Arnaud Cathrine accompagné du musicien Florent Marchet ont proposé – dans le cadre de la première Nuit des Champs Libres qui s’est déroulée le 1er octobre à Rennes – une lecture musicale de la nouvelle du premier « Pas exactement l’amour ». Esprits trop prudes s’abstenir !
N’allez pas croire que nos duettistes se sont livrés à des actes publics que la morale réprouverait, vous seriez complètement hors sujet. Pourtant, même s’ils ont été agréablement ornés de musique , les textes de Arnaud Catherine ne s’embarrassent pas de faux semblants et abordent tous les aspects de l’amour avec une précision quasi chirurgicale et dénuée de pudeur. C’en est parfois gênant, et quelquefois la pénombre de la salle Hubert Curien nous permet de dissimuler un certain malaise. Il faut pourtant reconnaître que l’écriture est servie par une grande précision, une implacable exactitude et impose une réelle admiration. Ces textes ciselés, le vocabulaire choisi avec précision, la nervosité du style, imposent un indiscutable respect. Arnaud Catherine n’est pas un néophyte et il est l’auteur de nombreuses fictions parues aux éditions Verticales, pour mémoire, « Sweet home » « La disparition de richard Taylor », « Je ne retrouve personne ». Il est également scénariste et a conçu avec le compositeur Florent Marchet un roman musical intitulé « Frère animal » qu’ils ont déjà présenté sur scène.

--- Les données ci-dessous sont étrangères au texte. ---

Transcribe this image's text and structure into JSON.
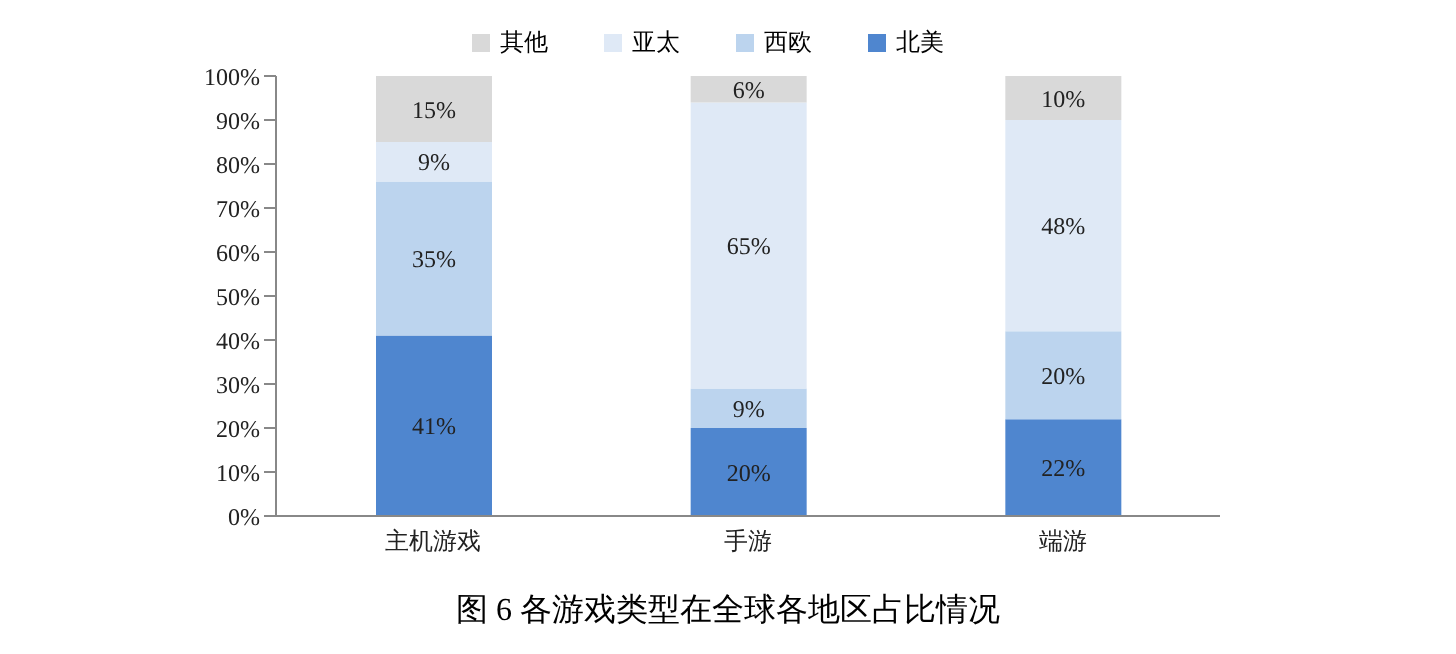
{
  "chart_data": {
    "type": "bar",
    "stacked": true,
    "title": "图 6 各游戏类型在全球各地区占比情况",
    "categories": [
      "主机游戏",
      "手游",
      "端游"
    ],
    "series": [
      {
        "name": "北美",
        "color": "#4f86cf",
        "values": [
          41,
          20,
          22
        ],
        "value_labels": [
          "41%",
          "20%",
          "22%"
        ]
      },
      {
        "name": "西欧",
        "color": "#bcd4ee",
        "values": [
          35,
          9,
          20
        ],
        "value_labels": [
          "35%",
          "9%",
          "20%"
        ]
      },
      {
        "name": "亚太",
        "color": "#dfe9f6",
        "values": [
          9,
          65,
          48
        ],
        "value_labels": [
          "9%",
          "65%",
          "48%"
        ]
      },
      {
        "name": "其他",
        "color": "#d9d9d9",
        "values": [
          15,
          6,
          10
        ],
        "value_labels": [
          "15%",
          "6%",
          "10%"
        ]
      }
    ],
    "ylim": [
      0,
      100
    ],
    "yticks": [
      {
        "value": 0,
        "label": "0%"
      },
      {
        "value": 10,
        "label": "10%"
      },
      {
        "value": 20,
        "label": "20%"
      },
      {
        "value": 30,
        "label": "30%"
      },
      {
        "value": 40,
        "label": "40%"
      },
      {
        "value": 50,
        "label": "50%"
      },
      {
        "value": 60,
        "label": "60%"
      },
      {
        "value": 70,
        "label": "70%"
      },
      {
        "value": 80,
        "label": "80%"
      },
      {
        "value": 90,
        "label": "90%"
      },
      {
        "value": 100,
        "label": "100%"
      }
    ],
    "legend": "top",
    "grid": false
  }
}
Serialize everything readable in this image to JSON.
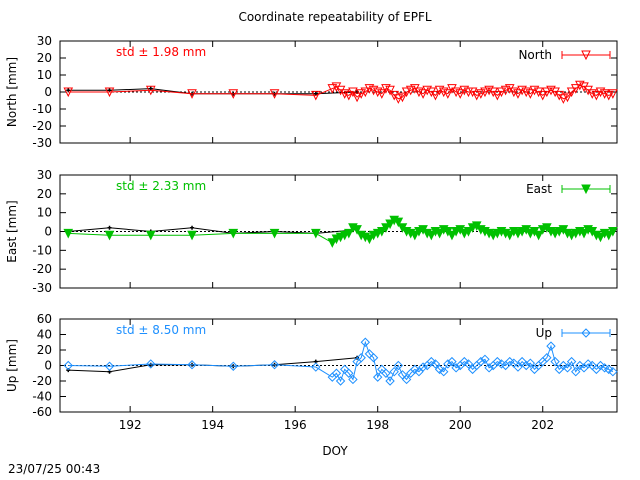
{
  "footer": {
    "timestamp": "23/07/25 00:43"
  },
  "chart_data": {
    "type": "line",
    "title": "Coordinate repeatability of EPFL",
    "xlabel": "DOY",
    "xlim": [
      190.3,
      203.8
    ],
    "xticks": [
      192,
      194,
      196,
      198,
      200,
      202
    ],
    "panels": [
      {
        "name": "north",
        "ylabel": "North [mm]",
        "ylim": [
          -30,
          30
        ],
        "yticks": [
          -30,
          -20,
          -10,
          0,
          10,
          20,
          30
        ],
        "std_label": "std ± 1.98 mm",
        "legend": "North",
        "color": "#ff0000",
        "marker": "triangle-down-open",
        "daily_x": [
          190.5,
          191.5,
          192.5,
          193.5,
          194.5,
          195.5,
          196.5,
          197.5
        ],
        "daily_y": [
          1,
          1,
          2,
          -1,
          -1,
          -1,
          -1,
          0
        ],
        "series_x": [
          190.5,
          191.5,
          192.5,
          193.5,
          194.5,
          195.5,
          196.5,
          196.9,
          197.0,
          197.1,
          197.2,
          197.3,
          197.4,
          197.5,
          197.6,
          197.7,
          197.8,
          197.9,
          198.0,
          198.1,
          198.2,
          198.3,
          198.4,
          198.5,
          198.6,
          198.7,
          198.8,
          198.9,
          199.0,
          199.1,
          199.2,
          199.3,
          199.4,
          199.5,
          199.6,
          199.7,
          199.8,
          199.9,
          200.0,
          200.1,
          200.2,
          200.3,
          200.4,
          200.5,
          200.6,
          200.7,
          200.8,
          200.9,
          201.0,
          201.1,
          201.2,
          201.3,
          201.4,
          201.5,
          201.6,
          201.7,
          201.8,
          201.9,
          202.0,
          202.1,
          202.2,
          202.3,
          202.4,
          202.5,
          202.6,
          202.7,
          202.8,
          202.9,
          203.0,
          203.1,
          203.2,
          203.3,
          203.4,
          203.5,
          203.6,
          203.7
        ],
        "series_y": [
          0,
          0,
          1,
          -1,
          -1,
          -1,
          -2,
          2,
          3,
          1,
          -1,
          -2,
          0,
          -3,
          -1,
          0,
          2,
          1,
          0,
          -1,
          2,
          1,
          -2,
          -4,
          -3,
          0,
          1,
          2,
          0,
          -1,
          1,
          0,
          -2,
          1,
          0,
          -1,
          2,
          0,
          -1,
          1,
          0,
          0,
          -2,
          -1,
          0,
          1,
          0,
          -2,
          0,
          1,
          2,
          0,
          -1,
          1,
          0,
          -1,
          1,
          0,
          -2,
          0,
          1,
          0,
          -2,
          -4,
          -3,
          0,
          2,
          4,
          3,
          1,
          -1,
          -2,
          0,
          -1,
          -2,
          -1
        ]
      },
      {
        "name": "east",
        "ylabel": "East [mm]",
        "ylim": [
          -30,
          30
        ],
        "yticks": [
          -30,
          -20,
          -10,
          0,
          10,
          20,
          30
        ],
        "std_label": "std ± 2.33 mm",
        "legend": "East",
        "color": "#00c000",
        "marker": "triangle-down-filled",
        "daily_x": [
          190.5,
          191.5,
          192.5,
          193.5,
          194.5,
          195.5,
          196.5,
          197.5
        ],
        "daily_y": [
          0,
          2,
          0,
          2,
          -1,
          0,
          -1,
          1
        ],
        "series_x": [
          190.5,
          191.5,
          192.5,
          193.5,
          194.5,
          195.5,
          196.5,
          196.9,
          197.0,
          197.1,
          197.2,
          197.3,
          197.4,
          197.5,
          197.6,
          197.7,
          197.8,
          197.9,
          198.0,
          198.1,
          198.2,
          198.3,
          198.4,
          198.5,
          198.6,
          198.7,
          198.8,
          198.9,
          199.0,
          199.1,
          199.2,
          199.3,
          199.4,
          199.5,
          199.6,
          199.7,
          199.8,
          199.9,
          200.0,
          200.1,
          200.2,
          200.3,
          200.4,
          200.5,
          200.6,
          200.7,
          200.8,
          200.9,
          201.0,
          201.1,
          201.2,
          201.3,
          201.4,
          201.5,
          201.6,
          201.7,
          201.8,
          201.9,
          202.0,
          202.1,
          202.2,
          202.3,
          202.4,
          202.5,
          202.6,
          202.7,
          202.8,
          202.9,
          203.0,
          203.1,
          203.2,
          203.3,
          203.4,
          203.5,
          203.6,
          203.7
        ],
        "series_y": [
          -1,
          -2,
          -2,
          -2,
          -1,
          -1,
          -1,
          -6,
          -4,
          -3,
          -2,
          -1,
          2,
          1,
          -2,
          -3,
          -4,
          -2,
          -1,
          0,
          2,
          4,
          6,
          5,
          2,
          0,
          -1,
          -2,
          0,
          1,
          -1,
          -2,
          0,
          -1,
          1,
          0,
          -2,
          0,
          1,
          -1,
          0,
          2,
          3,
          1,
          0,
          -1,
          -2,
          -1,
          0,
          -1,
          -2,
          0,
          -1,
          0,
          1,
          -1,
          0,
          -2,
          1,
          2,
          0,
          -1,
          0,
          1,
          -1,
          -2,
          -1,
          0,
          -1,
          1,
          0,
          -2,
          -3,
          -1,
          -2,
          0
        ]
      },
      {
        "name": "up",
        "ylabel": "Up [mm]",
        "ylim": [
          -60,
          60
        ],
        "yticks": [
          -60,
          -40,
          -20,
          0,
          20,
          40,
          60
        ],
        "std_label": "std ± 8.50 mm",
        "legend": "Up",
        "color": "#1e90ff",
        "marker": "diamond-open",
        "daily_x": [
          190.5,
          191.5,
          192.5,
          193.5,
          194.5,
          195.5,
          196.5,
          197.5
        ],
        "daily_y": [
          -6,
          -8,
          1,
          1,
          -1,
          1,
          5,
          10
        ],
        "series_x": [
          190.5,
          191.5,
          192.5,
          193.5,
          194.5,
          195.5,
          196.5,
          196.9,
          197.0,
          197.1,
          197.2,
          197.3,
          197.4,
          197.5,
          197.6,
          197.7,
          197.8,
          197.9,
          198.0,
          198.1,
          198.2,
          198.3,
          198.4,
          198.5,
          198.6,
          198.7,
          198.8,
          198.9,
          199.0,
          199.1,
          199.2,
          199.3,
          199.4,
          199.5,
          199.6,
          199.7,
          199.8,
          199.9,
          200.0,
          200.1,
          200.2,
          200.3,
          200.4,
          200.5,
          200.6,
          200.7,
          200.8,
          200.9,
          201.0,
          201.1,
          201.2,
          201.3,
          201.4,
          201.5,
          201.6,
          201.7,
          201.8,
          201.9,
          202.0,
          202.1,
          202.2,
          202.3,
          202.4,
          202.5,
          202.6,
          202.7,
          202.8,
          202.9,
          203.0,
          203.1,
          203.2,
          203.3,
          203.4,
          203.5,
          203.6,
          203.7
        ],
        "series_y": [
          0,
          -1,
          2,
          1,
          -1,
          1,
          -2,
          -15,
          -10,
          -20,
          -5,
          -10,
          -18,
          5,
          10,
          30,
          15,
          10,
          -15,
          -5,
          -10,
          -20,
          -8,
          0,
          -12,
          -18,
          -10,
          -5,
          -8,
          -2,
          0,
          5,
          2,
          -5,
          -8,
          2,
          5,
          -3,
          0,
          5,
          2,
          -5,
          0,
          5,
          8,
          -3,
          0,
          5,
          2,
          0,
          5,
          3,
          -2,
          5,
          0,
          3,
          -5,
          0,
          5,
          10,
          25,
          5,
          -5,
          0,
          -3,
          5,
          -8,
          0,
          -3,
          2,
          0,
          -5,
          0,
          -3,
          -5,
          -8
        ]
      }
    ]
  }
}
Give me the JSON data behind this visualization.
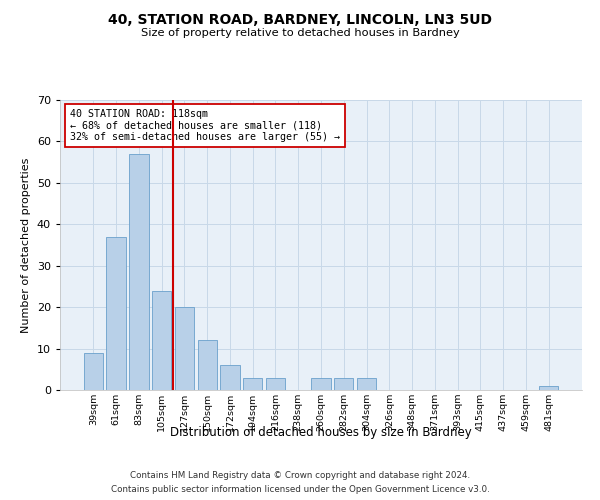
{
  "title": "40, STATION ROAD, BARDNEY, LINCOLN, LN3 5UD",
  "subtitle": "Size of property relative to detached houses in Bardney",
  "xlabel": "Distribution of detached houses by size in Bardney",
  "ylabel": "Number of detached properties",
  "categories": [
    "39sqm",
    "61sqm",
    "83sqm",
    "105sqm",
    "127sqm",
    "150sqm",
    "172sqm",
    "194sqm",
    "216sqm",
    "238sqm",
    "260sqm",
    "282sqm",
    "304sqm",
    "326sqm",
    "348sqm",
    "371sqm",
    "393sqm",
    "415sqm",
    "437sqm",
    "459sqm",
    "481sqm"
  ],
  "values": [
    9,
    37,
    57,
    24,
    20,
    12,
    6,
    3,
    3,
    0,
    3,
    3,
    3,
    0,
    0,
    0,
    0,
    0,
    0,
    0,
    1
  ],
  "bar_color": "#b8d0e8",
  "bar_edge_color": "#6aa0cc",
  "grid_color": "#c8d8e8",
  "background_color": "#e8f0f8",
  "vline_color": "#cc0000",
  "vline_x": 3.5,
  "annotation_text": "40 STATION ROAD: 118sqm\n← 68% of detached houses are smaller (118)\n32% of semi-detached houses are larger (55) →",
  "annotation_box_color": "#ffffff",
  "annotation_box_edge": "#cc0000",
  "ylim": [
    0,
    70
  ],
  "yticks": [
    0,
    10,
    20,
    30,
    40,
    50,
    60,
    70
  ],
  "footer_line1": "Contains HM Land Registry data © Crown copyright and database right 2024.",
  "footer_line2": "Contains public sector information licensed under the Open Government Licence v3.0."
}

Ce soir c’est une nouvelle tirée d’une suite de dix, que les deux complices vont égrainer devant un public étonné, intéressé et souvent charmé. Au delà du thème de l’amour dont tout a été dit et tout reste à dire , c’est l’histoire d’un couple qui nous est racontée. Tout est au fond assez banal. La lenteur d’une rencontre où les protagonistes s’approchent, s’évaluent, finissent par se connaître au sens biblique du terme, tout en gardant un certain éloignement.
Le charme opère, la découverte fascine, mais la crainte de ce qui pourrait ressembler à un engagement les maintient peu ou prou à distance. Seulement voilà, sans qu’ils y aient pris garde, s’installe la passion, avec toutes ses fureurs et tous ses enchantements. Il devient urgent de se perdre dans l’autre, pourtant la belle histoire va rapidement vaciller. Ce qui ne manque jamais d’arriver lorsque le bonheur paraît trop beau , trop grand, c’est le poison du doute qui s’instille pernicieusement dans les pensées, une petite voix qui chuchote à l’oreille une phrase mille fois ressassée « c’est trop beau , ça ne durera pas ». Et pourquoi donc ? Mais la raison a beau taper du poing sur la table, le vers est dans le fruit et continue inlassablement son travail de sape. Tout ce qui dans l’autre charmait et amusait devient sujet d’agacement, d’escarmouches. L’entassement des inévitables compromissions fait oublier jusqu’au souvenir des jolis moments partagés. Pendant deux heures haletantes, Arnaud Cathrine et Florent Marchet nous invitent à être les témoins passifs de ce lent délitement où aucun détail n’est laissé de côté. On en viendrait à prendre parti et crier au garçon – « arrête de faire l’idiot tu vois bien qu’elle t’aime », mais rien ne perturbe l’inexorable destruction à laquelle nous assistons, voyeurs et expectatifs. Ce tourbillon devrait donc, en toute logique nous conduire à une inéluctable séparation, mais voilà, la raison reprend le dessus, s’ensuit un apaisement et la nouvelle s’achève dans une phrase simple et belle « après ils s’aimèrent, et ce fut autre chose ».
Intéressante soirée où nos deux hôtes ont démontré chacun à leur tour et parfois en simultané, un talent et une sensibilité des plus stimulantes. Ce n’est donc pas un hasard si Arnaud Cathrine a reçu le prix de la nouvelle 2015 de l’Académie française. Un jeune talent indiscutablement à suivre.